The crowd that had come to this Day on the Green was unlike it's predecessors. Yes, it had come to rock and to party and to enjoy itself. But it had also come out of a sense of respect for U2 and what it purportedly stands for. This respect could be seen in the numerous Irish flags that dotted the stadium, one of which was emblazoned with a peace symbol. There were posters against war and several with hearts painted on, proclaiming their love not only for U2, but also for the love among humanity that the group cries out for in many of it's songs.
"They are making statements about war and injustice and inhumanity that I agree with," said Nick Yukas, 18, of Benicia. "I think they're more than just a musical group."

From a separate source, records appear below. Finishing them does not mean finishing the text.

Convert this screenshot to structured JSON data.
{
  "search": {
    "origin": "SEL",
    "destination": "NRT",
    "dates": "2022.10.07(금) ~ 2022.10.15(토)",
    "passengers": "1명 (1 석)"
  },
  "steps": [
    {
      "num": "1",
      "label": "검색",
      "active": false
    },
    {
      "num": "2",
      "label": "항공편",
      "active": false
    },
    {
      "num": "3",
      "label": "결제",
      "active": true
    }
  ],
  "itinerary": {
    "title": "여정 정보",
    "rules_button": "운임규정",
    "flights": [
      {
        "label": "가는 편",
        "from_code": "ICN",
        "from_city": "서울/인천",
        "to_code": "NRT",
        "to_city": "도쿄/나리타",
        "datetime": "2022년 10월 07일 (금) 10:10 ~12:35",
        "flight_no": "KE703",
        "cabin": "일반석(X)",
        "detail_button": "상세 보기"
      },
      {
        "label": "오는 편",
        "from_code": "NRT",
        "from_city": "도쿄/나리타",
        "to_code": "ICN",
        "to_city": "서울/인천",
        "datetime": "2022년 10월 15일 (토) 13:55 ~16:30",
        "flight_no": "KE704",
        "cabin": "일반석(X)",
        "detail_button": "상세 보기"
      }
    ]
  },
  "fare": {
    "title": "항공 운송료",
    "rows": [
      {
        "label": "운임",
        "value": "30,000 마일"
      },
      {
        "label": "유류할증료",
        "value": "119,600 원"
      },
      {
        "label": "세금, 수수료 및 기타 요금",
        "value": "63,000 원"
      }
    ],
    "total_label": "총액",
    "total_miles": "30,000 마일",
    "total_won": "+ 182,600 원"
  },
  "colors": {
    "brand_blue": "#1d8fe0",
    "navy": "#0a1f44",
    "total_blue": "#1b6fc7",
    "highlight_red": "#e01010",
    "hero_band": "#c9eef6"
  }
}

Yehudit Sherman, 18, of Lafayette said much the same thing. "I like their music and sound, but I also like what they say about the world," she said. "I've been a fan of theirs for a long time, when they used to play in smaller places where you could hear and see them. This place sucks."
Which, in its inadvertent way, summed up this Day.
Not that the groups were bad - U2 was backed by the Pretenders and the BoDeans. Nor their music - Chrissie Hynde was a particular delight, churning out her ancient Pretenders hits. Nor the attentive and well-behaved crowd.
But there was about this Day (or rather, night) a disquieting sense of a trust betrayed and an innocence lost. the trust belonged to the fans and the innocence ot the object of their trust, U2.
From the start, U2 has been a thinking person's group. On songs such as "New Years Day" and others, it has grappled with the Troubles of it's native Ireland and the troubles of others in other lands. On songs like "Pride," it has raised the spirit of it's listeners just as it has the spirit of rock 'n' roll.
But with the unqualified musical and commercial success of "The Joshua Tree," it's newest album, U2 has pursued a course that has led it inexorably to shows and displays like that at this Day.
The group's playing was in perfect form, with the Edge's guitar dispensing its eloquent, elegant lattice work of sound and Adam Clayton's bass and Larry Mullen's drums pounding out a savage accompaniment. To this, Bono added his dramatic, febrile vocals.
Finally, there was that charade at the start of the evening, a contrived piece of puffery that will no doubt make it's way onto the documenary of this tour that was the basis for what Bono disingenuously referred to as the "free show" Wednesday at the Embarcadero (the performance was a "shoot" for the film). Bono's assertions of being an "artist" (when justifying vandalism) sounded hollow, just as Vaillancourt's solidarity seemed a trifle too rehearsed for anybody's good. It was all very self-serving and melodramatic, like the displays of the political curs that Bono is wont to decry. If this is what stardom does to Bono and his mates, thank goodness they aren't colonels in some miserable banana republic.